Doch in dem über 200 Jahre alten Opernhaus erinnert nichts mehr an den Tiefpunkt des Ersten Weltkriegs, als die deutschen Besatzer im historischen Prachtbau Pferdestall und Truppenunterkunft eingerichtet hatten. Und die Inszenierung von Massenets „Werther“ – vom begeisterten Publikum zu Recht mit großem Jubel bedacht – bot in einer hinreißenden Inszenierung (Fabrice Murgia) musikalische Höhepunkte (Dirigat: Giampaolo Bisanti) von Weltniveau.
Mit subtil eingesetzten Live-Videoprojektionen (Giacinto Caponio; inspiriert von den pionierhaften Inszenierungen des deutschen Regisseurs Frank Castorf), welche in Schwarzweiß der Handlung und vor allem den Interaktionen der Darsteller eine zusätzliche Dimension verliehen, umschiffte der Regisseur Fabrice Murgia die im „Werther“ stets drohenden Klippen von Pathos und Sentimentalität.
Er setzte auf Schlichtheit (Bühne: Rudy Sabounghi) – die kahlen, Todesahnung verheißenden Bäume, Holztische für die Trinkszenen, die gemütliche Stube des Wohnhauses von Charlotte, ihrem verwitweten Vater und ihren zahlreichen noch jungen Geschwistern, Schneeflocken in der finalen Dezember-Szene.
Am Anfang des dritten Aktes ist die Bühne nur von Kerzen erleuchtet – die Kammer wird gleichsam zur Abdankungshalle. Alles sehr werkgetreu und ohne falsche Regietheater-Ambitionen und Aktualisierungsgelüste.

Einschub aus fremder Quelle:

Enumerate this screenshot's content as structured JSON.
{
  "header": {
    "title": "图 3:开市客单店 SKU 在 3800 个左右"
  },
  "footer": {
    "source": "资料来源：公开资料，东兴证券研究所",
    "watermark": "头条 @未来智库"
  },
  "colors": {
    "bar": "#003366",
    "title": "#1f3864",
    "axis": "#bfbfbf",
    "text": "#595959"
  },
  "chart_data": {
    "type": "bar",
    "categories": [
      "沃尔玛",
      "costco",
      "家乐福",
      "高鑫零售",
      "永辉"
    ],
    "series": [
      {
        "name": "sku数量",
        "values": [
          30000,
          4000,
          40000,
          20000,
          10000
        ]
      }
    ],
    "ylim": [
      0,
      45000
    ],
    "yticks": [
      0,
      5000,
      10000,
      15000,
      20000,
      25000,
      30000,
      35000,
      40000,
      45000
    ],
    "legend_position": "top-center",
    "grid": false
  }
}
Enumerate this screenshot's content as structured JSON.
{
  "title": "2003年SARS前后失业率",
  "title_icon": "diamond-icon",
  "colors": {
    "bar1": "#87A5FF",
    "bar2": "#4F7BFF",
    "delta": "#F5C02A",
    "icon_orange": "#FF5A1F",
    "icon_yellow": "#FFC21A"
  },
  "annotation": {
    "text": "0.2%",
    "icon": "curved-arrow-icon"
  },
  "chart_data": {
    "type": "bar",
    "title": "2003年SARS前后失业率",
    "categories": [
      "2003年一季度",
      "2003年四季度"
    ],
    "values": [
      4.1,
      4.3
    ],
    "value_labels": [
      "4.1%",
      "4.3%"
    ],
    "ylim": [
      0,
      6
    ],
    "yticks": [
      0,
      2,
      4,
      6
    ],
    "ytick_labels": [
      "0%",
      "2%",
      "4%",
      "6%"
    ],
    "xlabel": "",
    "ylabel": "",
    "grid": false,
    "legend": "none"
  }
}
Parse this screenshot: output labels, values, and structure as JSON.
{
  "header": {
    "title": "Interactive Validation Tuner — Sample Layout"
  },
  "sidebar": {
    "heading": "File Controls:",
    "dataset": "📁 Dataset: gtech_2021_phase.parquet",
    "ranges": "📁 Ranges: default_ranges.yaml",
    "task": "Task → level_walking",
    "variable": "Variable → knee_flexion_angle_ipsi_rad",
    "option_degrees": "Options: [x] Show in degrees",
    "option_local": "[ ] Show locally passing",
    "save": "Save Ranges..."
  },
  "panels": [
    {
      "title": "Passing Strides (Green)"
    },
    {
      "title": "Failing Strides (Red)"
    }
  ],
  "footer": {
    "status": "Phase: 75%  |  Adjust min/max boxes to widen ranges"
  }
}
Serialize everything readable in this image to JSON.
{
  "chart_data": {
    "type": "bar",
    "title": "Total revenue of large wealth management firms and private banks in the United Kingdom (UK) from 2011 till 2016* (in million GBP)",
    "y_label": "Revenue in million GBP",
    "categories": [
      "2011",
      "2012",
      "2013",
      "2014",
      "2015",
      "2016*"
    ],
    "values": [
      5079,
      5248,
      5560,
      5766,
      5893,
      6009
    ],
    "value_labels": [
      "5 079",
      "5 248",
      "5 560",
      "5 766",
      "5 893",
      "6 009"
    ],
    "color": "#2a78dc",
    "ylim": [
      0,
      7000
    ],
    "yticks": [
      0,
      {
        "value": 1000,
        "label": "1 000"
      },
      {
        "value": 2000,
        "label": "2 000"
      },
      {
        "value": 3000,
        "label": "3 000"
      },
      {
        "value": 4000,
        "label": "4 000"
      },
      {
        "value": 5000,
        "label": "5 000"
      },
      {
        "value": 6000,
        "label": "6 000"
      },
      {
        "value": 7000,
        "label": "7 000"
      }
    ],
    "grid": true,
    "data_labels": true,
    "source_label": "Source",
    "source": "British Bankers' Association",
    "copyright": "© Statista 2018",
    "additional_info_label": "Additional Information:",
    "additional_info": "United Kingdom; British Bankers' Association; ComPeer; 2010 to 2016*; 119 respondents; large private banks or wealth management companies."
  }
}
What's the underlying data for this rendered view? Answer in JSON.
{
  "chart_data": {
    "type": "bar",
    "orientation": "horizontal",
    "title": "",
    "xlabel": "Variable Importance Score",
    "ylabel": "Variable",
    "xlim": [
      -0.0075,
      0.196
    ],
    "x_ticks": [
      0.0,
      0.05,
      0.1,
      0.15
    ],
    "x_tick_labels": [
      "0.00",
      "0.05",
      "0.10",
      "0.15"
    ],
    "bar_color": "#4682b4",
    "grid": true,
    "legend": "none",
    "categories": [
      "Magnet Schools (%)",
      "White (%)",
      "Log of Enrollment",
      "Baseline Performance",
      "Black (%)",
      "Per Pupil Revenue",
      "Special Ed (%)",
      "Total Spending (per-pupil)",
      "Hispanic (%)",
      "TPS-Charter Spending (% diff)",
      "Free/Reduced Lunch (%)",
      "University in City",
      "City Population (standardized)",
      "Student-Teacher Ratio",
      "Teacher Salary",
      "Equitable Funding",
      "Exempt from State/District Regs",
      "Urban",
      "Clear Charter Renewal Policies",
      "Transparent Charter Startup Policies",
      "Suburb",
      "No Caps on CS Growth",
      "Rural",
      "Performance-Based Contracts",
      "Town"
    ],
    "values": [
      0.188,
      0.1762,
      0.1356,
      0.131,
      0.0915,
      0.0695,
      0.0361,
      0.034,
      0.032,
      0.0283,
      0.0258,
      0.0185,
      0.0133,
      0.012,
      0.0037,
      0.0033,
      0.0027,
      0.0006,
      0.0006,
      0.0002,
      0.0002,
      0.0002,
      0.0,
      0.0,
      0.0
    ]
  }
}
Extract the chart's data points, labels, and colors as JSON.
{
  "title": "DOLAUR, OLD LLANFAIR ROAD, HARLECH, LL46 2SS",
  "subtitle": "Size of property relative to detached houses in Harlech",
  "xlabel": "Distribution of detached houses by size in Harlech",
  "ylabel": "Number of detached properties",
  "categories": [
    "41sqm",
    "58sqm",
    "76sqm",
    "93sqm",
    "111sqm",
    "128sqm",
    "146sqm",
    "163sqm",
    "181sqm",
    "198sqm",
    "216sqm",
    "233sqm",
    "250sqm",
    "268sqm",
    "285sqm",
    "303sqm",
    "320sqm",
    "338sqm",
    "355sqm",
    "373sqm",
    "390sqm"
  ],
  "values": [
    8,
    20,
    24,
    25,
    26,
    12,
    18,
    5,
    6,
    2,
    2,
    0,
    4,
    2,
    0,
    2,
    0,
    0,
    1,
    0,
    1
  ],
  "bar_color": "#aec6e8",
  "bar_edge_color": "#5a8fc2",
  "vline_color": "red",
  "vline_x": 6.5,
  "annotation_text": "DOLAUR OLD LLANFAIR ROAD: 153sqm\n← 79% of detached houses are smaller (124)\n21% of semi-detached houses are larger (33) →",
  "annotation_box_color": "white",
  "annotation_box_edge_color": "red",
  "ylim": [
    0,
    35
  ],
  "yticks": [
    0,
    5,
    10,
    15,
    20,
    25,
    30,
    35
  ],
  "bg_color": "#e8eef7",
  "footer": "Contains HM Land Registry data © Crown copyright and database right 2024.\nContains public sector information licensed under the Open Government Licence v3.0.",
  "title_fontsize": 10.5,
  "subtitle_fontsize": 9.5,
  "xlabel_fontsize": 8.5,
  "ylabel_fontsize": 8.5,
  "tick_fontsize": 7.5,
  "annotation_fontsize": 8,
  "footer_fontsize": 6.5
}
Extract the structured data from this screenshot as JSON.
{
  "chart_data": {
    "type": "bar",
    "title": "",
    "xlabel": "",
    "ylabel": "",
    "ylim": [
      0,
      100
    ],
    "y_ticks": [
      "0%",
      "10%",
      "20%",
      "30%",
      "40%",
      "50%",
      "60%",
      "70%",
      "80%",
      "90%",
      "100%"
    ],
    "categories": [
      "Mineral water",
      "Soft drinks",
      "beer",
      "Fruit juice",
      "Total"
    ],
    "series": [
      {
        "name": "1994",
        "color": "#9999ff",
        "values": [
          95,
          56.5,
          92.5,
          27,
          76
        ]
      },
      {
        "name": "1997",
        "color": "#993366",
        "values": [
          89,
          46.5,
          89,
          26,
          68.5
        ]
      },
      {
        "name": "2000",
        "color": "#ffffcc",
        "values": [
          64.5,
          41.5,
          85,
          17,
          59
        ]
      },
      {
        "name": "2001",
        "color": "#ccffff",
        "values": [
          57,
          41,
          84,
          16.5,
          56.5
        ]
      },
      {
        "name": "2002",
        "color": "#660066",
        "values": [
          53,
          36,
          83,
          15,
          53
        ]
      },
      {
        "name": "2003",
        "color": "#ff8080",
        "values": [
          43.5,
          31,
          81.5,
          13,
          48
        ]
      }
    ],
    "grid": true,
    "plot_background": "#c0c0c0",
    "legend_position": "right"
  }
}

Und doch wundert man sich, denn die Trinkszene soll doch eigentlich bei Tageslicht stattfinden, stattdessen herrscht tiefe Nacht. Auch dies Todesahnung verheißend? Augenscheinlich blitzt Humor auf, wenn die Trinker Bacchus und den Wein preisen und dabei ihre Biergläser leeren: eine Hommage ans belgische Nationalgetränk?
Der Dirigent Giampaolo Bisanti schöpft aus dem Vollen: ein präzis intonierendes Orchester lässt aus dem Orchestergraben herrliche Klangwolken aufsteigen – die perfekte Akustik des zweihundertjährigen Opernhauses unterstützt das wahrhaft königliche Klangerlebnis.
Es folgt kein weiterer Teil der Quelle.